Cellarity seeks a Machine Learning Scientist to develop and advance foundation models that capture biological networks driving cellular dysfunction and integrate diverse perturbation modalities to accelerate drug discovery.
Requirements
- Strong foundation in statistics, deep learning and generative AI.
- Proficient in Python and scalable ML frameworks (e.g. PyTorch, Hugging Face)
- Experience with high-dimensional biological data analysis (bulk/single-cell RNA-seq, Gene regulatory networks, PPI networks, multi-omics integration).
- Experience with chemical / CRISPR perturbation screen data (eg: Perturb-seq).
- Experience developing deep generative models for representation learning.
- Experience efficiently training and fine-tuning foundation models on omics data.
- Experience with cloud computing (AWS/GCP) and MLOps best practices.
Responsibilities
- Design and implement novel algorithms and architectures for large-scale foundation models (e.g. Diffusion models, Transformers, VAEs) using single-cell RNA-seq and other modalities.
- Develop mechanistic interpretability methods to infer gene networks and regulatory mechanisms via attention, graph-based, and/or causal representation methods.
- Build state-of-the-art perturbation models using multi-modal perturbation (small molecules, CRISPR, cytokines) and phenotypic data.
- Pre-train, post-train and deploy generative AI models using proprietary datasets, and distributed training and inference on cloud platforms.
- Establish clinically relevant benchmarking and evaluation frameworks to assess context generalization and guide model improvements.
- Stay current with the latest research in foundation models, representation learning (across biology, NLP, vision, and audio), and perturbation modeling.

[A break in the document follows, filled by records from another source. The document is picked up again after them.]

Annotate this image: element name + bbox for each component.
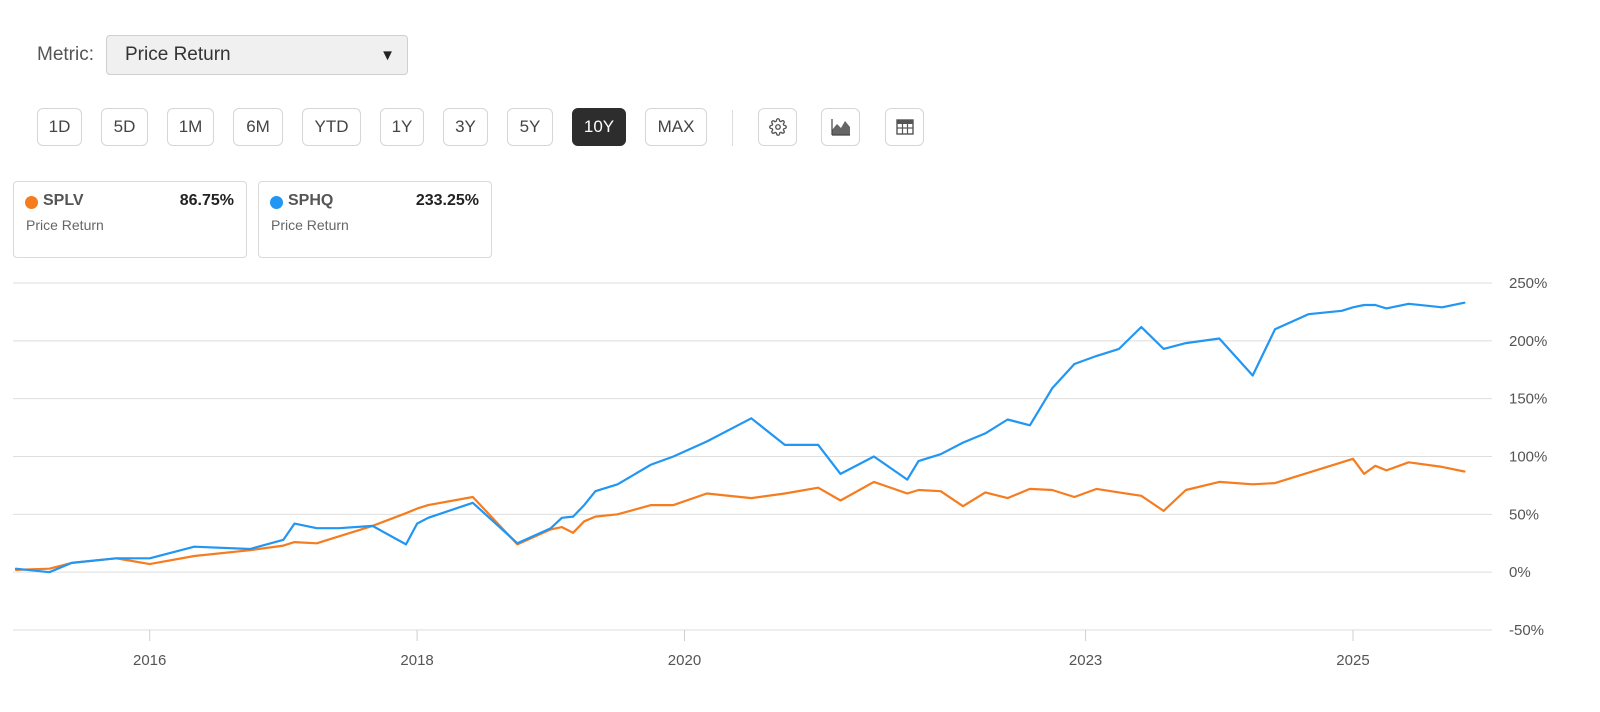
series-line-sphq [14,301,1466,574]
caret-down-icon: ▼ [380,46,395,64]
toolbar-divider [732,110,733,146]
series-color-dot [270,196,283,209]
metric-select-value: Price Return [125,44,231,65]
range-button-max[interactable]: MAX [645,108,707,146]
range-button-5y[interactable]: 5Y [507,108,553,146]
table-icon [895,119,914,135]
card-ticker: SPHQ [288,192,334,209]
range-button-10y[interactable]: 10Y [572,108,626,146]
series-color-dot [25,196,38,209]
range-button-1y[interactable]: 1Y [380,108,424,146]
range-button-ytd[interactable]: YTD [302,108,361,146]
y-tick-label: 0% [1509,564,1531,581]
y-tick-label: 100% [1509,449,1547,466]
x-tick-label: 2018 [400,652,433,669]
legend-card-splv[interactable]: SPLV 86.75% Price Return [13,181,247,258]
y-tick-label: 200% [1509,333,1547,350]
series-line-splv [14,457,1466,572]
metric-label: Metric: [37,44,94,65]
x-tick-label: 2025 [1336,652,1369,669]
y-tick-label: 250% [1509,275,1547,292]
x-tick-label: 2016 [133,652,166,669]
gear-icon [768,118,787,136]
card-value: 86.75% [179,192,234,209]
range-button-1m[interactable]: 1M [167,108,214,146]
card-ticker: SPLV [43,192,84,209]
range-button-5d[interactable]: 5D [101,108,148,146]
range-button-1d[interactable]: 1D [37,108,82,146]
y-tick-label: 50% [1509,506,1539,523]
card-metric: Price Return [26,217,104,233]
area-chart-icon [830,119,850,136]
x-tick-label: 2023 [1069,652,1102,669]
x-tick-label: 2020 [668,652,701,669]
range-button-3y[interactable]: 3Y [443,108,488,146]
chart-type-button[interactable] [821,108,860,146]
chart-series [14,301,1466,574]
range-button-6m[interactable]: 6M [233,108,283,146]
x-axis: 2016 2018 2020 2023 2025 [133,630,1370,669]
table-view-button[interactable] [885,108,924,146]
chart-grid [13,282,1492,631]
metric-row: Metric: Price Return ▼ [37,35,408,75]
y-axis: 250% 200% 150% 100% 50% 0% -50% [1509,275,1547,639]
card-metric: Price Return [271,217,349,233]
legend-card-sphq[interactable]: SPHQ 233.25% Price Return [258,181,492,258]
card-value: 233.25% [415,192,479,209]
y-tick-label: 150% [1509,391,1547,408]
metric-select[interactable]: Price Return ▼ [106,35,408,75]
settings-button[interactable] [758,108,797,146]
y-tick-label: -50% [1509,622,1544,639]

- Collaborate with interdisciplinary scientists from biology, chemistry, and technology teams to translate research questions into cutting-edge ML solutions.
Other
- PhD in Computer Science, Computational Biology, or related field, OR Master's degree with 3+ years of relevant ML research or industry experience.
- Excellent communication skills and ability to work in interdisciplinary teams.
- Ability to work in a fast-paced, multidisciplinary, biotech environment.
- Communicate technical concepts clearly to diverse scientific audiences.
- Contribute to strategic roadmap planning and technical decisions.